Step 3.2: use helper functions to extract patient timeline

Code
# import importlib
# importlib.reload(helpers)

procedure = helpers.get_procedure(base, views)
condition = helpers.get_diagnosis(base, views)
medication = helpers.get_medication(base, views)
observation = helpers.get_observation(base, views)

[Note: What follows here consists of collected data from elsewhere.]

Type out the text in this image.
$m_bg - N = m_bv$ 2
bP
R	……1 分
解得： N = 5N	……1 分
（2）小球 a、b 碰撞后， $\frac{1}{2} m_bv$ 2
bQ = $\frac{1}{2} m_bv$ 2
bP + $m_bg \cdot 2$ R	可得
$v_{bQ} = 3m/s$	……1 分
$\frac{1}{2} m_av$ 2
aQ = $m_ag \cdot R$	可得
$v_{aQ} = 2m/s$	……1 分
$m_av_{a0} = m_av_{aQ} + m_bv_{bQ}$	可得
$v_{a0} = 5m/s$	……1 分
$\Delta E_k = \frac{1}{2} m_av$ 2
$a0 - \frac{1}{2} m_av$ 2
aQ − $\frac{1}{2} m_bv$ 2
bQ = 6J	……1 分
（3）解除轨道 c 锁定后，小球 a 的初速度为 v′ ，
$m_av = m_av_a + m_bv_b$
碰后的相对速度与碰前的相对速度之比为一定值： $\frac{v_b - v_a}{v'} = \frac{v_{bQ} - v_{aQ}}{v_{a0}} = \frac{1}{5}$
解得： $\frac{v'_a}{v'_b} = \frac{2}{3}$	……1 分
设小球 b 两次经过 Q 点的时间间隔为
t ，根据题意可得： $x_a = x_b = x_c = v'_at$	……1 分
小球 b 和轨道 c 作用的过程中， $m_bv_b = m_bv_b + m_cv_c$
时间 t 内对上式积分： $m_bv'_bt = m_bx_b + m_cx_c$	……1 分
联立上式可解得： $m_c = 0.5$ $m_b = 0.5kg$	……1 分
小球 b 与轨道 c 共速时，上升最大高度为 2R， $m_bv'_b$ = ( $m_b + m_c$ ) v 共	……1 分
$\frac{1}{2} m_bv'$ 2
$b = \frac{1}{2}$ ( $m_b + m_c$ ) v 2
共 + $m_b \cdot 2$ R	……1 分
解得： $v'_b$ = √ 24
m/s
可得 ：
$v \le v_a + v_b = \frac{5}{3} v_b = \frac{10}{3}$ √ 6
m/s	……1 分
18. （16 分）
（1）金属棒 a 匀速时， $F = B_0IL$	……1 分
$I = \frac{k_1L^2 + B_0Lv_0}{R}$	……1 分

timeline = procedure.union(condition).union(medication).union(observation)
patient_timeline = timeline.withColumn(
            "value_string", F.col("value_string").cast(StringType())
        )
patient_timeline.show(5)
[Stage 23:===========================================>              (3 + 1) / 4]
+--------------------+--------------------+--------------------+----------+---------+--------------------+---------+--------------------+-------------------+---------------+----------+---------------+------------+
|          patient_id|        encounter_id|   visit_provider_id|event_time|     code|              system|     type|    description_name|          visitType|visit_type_code|account_id|value_date_time|value_string|
+--------------------+--------------------+--------------------+----------+---------+--------------------+---------+--------------------+-------------------+---------------+----------+---------------+------------+
|9E9F306D1D3CA1A70...|000002D2633497E56...|23E5E82BB1E8D9AA8...|2020-08-03| 46973005|http://snomed.inf...|procedure|Blood pressure ta...|    Postpartum care|      133906008|      NULL|           NULL|        NULL|
|9E9F306D1D3CA1A70...|000002D2633497E56...|23E5E82BB1E8D9AA8...|2020-08-03| 11466000|http://snomed.inf...|procedure|Cesarean section ...|    Postpartum care|      133906008|      NULL|           NULL|        NULL|
|9E9F306D1D3CA1A70...|000002D2633497E56...|23E5E82BB1E8D9AA8...|2020-08-03|384634009|http://snomed.inf...|procedure|Postnatal materna...|    Postpartum care|      133906008|      NULL|           NULL|        NULL|
|9E9F306D1D3CA1A70...|000002D2633497E56...|23E5E82BB1E8D9AA8...|2020-08-03| 47821001|http://snomed.inf...|procedure|Postpartum hemorr...|    Postpartum care|      133906008|      NULL|           NULL|        NULL|
|9E9F306D1D3CA1A70...|000002D2633497E56...|23E5E82BB1E8D9AA8...|2020-08-03| 46973005|http://snomed.inf...|procedure|Blood pressure ta...|Active immunization|       33879002|      NULL|           NULL|        NULL|
+--------------------+--------------------+--------------------+----------+---------+--------------------+---------+--------------------+-------------------+---------------+----------+---------------+------------+
only showing top 5 rows
                                                                                

Step 4: Extracting Visit Information for Value Points Calculation

Once the patient timeline is generated, the next step involves extracting detailed visit information. By aggregating and transforming this data, one can calculate value points, which serve as key indicators for clinical and operational decision-making.